Moving on to the next number: 5. To check five we try 5 modulo 2 and 5 modulo 3, both of which equals one. So 5 is prime, add it to our list of known primes and then continue on checking the next number. This rather tedious process is great for a computer.
So on and so forth - check the next number by looping through all previous found primes and check if they divide evenly, if all previously found primes don't divide evenly, you have a new prime. Repeat.
You can speed this up by counting by 2's, since all even numbers are divisible by two. Also, another nice trick is you don't have to check any primes greater than the square root of the number, since anything larger would need a smaller prime factor. Cuts your loops in half.
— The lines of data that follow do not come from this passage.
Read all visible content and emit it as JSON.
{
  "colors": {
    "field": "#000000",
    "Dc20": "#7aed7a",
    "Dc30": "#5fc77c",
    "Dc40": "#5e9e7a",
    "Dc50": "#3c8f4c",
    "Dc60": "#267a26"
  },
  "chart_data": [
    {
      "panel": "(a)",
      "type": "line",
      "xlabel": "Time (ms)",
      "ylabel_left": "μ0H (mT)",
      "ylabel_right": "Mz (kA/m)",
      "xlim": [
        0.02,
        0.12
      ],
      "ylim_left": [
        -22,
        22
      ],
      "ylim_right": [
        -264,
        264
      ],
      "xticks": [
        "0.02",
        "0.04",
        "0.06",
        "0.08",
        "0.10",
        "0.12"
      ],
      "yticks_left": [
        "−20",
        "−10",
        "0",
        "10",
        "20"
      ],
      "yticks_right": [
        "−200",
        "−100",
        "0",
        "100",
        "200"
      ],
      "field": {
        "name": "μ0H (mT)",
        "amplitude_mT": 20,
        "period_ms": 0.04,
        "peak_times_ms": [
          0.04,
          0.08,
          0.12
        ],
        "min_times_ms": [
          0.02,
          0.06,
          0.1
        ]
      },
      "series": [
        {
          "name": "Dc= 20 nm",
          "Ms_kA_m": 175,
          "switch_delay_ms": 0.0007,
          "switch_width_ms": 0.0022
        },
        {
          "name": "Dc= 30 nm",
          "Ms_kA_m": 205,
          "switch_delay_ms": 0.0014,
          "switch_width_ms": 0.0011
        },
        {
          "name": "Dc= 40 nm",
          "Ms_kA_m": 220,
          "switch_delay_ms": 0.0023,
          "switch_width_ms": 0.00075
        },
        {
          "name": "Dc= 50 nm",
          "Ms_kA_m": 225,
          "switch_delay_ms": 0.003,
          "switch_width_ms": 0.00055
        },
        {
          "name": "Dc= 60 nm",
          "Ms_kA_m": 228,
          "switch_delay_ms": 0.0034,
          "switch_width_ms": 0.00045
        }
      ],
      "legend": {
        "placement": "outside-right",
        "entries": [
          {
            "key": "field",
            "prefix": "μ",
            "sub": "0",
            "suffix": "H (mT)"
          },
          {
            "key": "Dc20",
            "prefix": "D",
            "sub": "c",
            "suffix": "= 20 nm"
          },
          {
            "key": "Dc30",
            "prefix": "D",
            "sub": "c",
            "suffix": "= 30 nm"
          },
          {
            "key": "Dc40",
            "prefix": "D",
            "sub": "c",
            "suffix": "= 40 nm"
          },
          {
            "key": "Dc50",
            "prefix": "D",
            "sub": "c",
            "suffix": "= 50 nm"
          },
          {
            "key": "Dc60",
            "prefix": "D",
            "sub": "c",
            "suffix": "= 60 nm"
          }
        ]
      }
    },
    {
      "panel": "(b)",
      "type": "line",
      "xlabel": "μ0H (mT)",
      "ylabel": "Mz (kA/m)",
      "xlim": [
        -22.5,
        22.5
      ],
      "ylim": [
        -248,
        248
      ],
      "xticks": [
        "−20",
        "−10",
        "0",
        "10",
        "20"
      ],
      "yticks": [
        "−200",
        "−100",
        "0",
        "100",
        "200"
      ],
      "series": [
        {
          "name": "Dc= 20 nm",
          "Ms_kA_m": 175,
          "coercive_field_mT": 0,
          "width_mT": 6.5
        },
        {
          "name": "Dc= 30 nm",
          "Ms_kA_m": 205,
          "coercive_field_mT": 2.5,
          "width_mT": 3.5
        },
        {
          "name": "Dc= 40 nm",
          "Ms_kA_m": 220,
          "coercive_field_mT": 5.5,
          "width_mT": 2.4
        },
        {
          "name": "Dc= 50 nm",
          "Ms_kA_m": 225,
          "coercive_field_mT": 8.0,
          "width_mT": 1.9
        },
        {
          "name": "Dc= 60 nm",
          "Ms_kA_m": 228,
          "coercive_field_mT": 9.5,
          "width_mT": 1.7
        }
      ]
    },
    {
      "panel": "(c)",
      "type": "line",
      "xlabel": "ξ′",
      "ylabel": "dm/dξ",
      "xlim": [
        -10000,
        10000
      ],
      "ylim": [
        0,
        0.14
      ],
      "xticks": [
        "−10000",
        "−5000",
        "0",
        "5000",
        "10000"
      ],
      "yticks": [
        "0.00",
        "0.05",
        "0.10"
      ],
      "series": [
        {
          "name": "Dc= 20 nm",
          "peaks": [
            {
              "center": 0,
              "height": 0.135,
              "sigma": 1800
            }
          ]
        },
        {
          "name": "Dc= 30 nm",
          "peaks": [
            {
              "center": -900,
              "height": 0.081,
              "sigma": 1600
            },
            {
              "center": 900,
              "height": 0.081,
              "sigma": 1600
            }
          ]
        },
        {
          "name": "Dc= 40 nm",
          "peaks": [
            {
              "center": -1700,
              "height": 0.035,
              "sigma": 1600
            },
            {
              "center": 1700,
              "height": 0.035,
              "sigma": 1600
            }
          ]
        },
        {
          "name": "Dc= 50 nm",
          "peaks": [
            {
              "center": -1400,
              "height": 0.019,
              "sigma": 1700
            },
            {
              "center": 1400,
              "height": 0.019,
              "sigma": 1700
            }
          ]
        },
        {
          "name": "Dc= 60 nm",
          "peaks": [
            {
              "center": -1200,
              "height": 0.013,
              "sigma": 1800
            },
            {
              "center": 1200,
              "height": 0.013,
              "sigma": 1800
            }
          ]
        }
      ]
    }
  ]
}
So that is your algorithm to generate a large list of primes.
Collect a good chunk of them in an array, say the first 10,000 or so. And then loop through them, reverse the numbers and see if the result is in your array. If so you have a emirp, continue until you get the first 100 emirps
If the first 10,000 primes don't return 100 emirps. Move on to the next 10,000. Repeat.
For homework, I would use a fairly simplistic isPrime function, pseudo-code along the lines of:
def isPrime (num):
set testDiv1 to 2
while testDiv1 multiplied by testDiv1 is less than or equal to num:
testDiv2 = integer part of (num divided by testDiv1)
if testDiv1 multiplied by testDiv2 is equal to num:
return true
Add 1 to testDiv1
return false
This basically checks whether the number is evenly divisible by any number between 2 and the square root of the number, a primitive primality check. The reson you stop at the square root is because you would have already found a match below it if there was one above it.
For example 100 is 2 times 50, 4 times 25, 5 time 20 and 10 times 10. The next one after that would be 20 times 5 but you don't need to check 20 since it would have been found when you checked 5. Any positive number can be expressed as a product of two other positive numbers, one below the square root and one above (other than the exact square root case of course).
The next tricky bit is the reversal of digits. C has some nice features which will make this easier for you, the pseudo-code is basically:
def reverseDigits (num):
set newNum to zero
while num is not equal to zero:
multiply newnum by ten
add (num modulo ten) to newnum
set num to the integer part of (num divided by ten)
return newNum
In C, you can use int() for integer parts and % for the modulo operator (what's left over when you divide something by something else - like 47 % 10 is 7, 9 % 4 is 1, 1000 % 10 is 0 and so on).
The isEmirp will be a fairly simplistic:
def isEmirp (num):
if not isPrime (num):
return false
num2 = reverseDigits (num)
if not isPrime (num2):
return false
return true
Then at the top level, your code will look something like:
def mainProg:
create array of twenty emirps
set currEmirp to zero
set tryNum to two
while currEmirp is less than twenty
if isEmirp (tryNum):
put tryNum into emirps array at position currEmirp
add 1 to currEmirp
for currEmirp ranging from 0 to 9:
print formatted emirps array at position currEmirp
print new line
for currEmirp ranging from 10 to 19:
print formatted emirps array at position currEmirp
print new line
Right, you should be able to get some usable code out of that, I hope. If you have any questions of the translation, leave a comment and I'll provide pointers for you, rather than solving it or doing the actual work.
You'll learn a great deal more if you try yourself, even if you have a lot of trouble initially.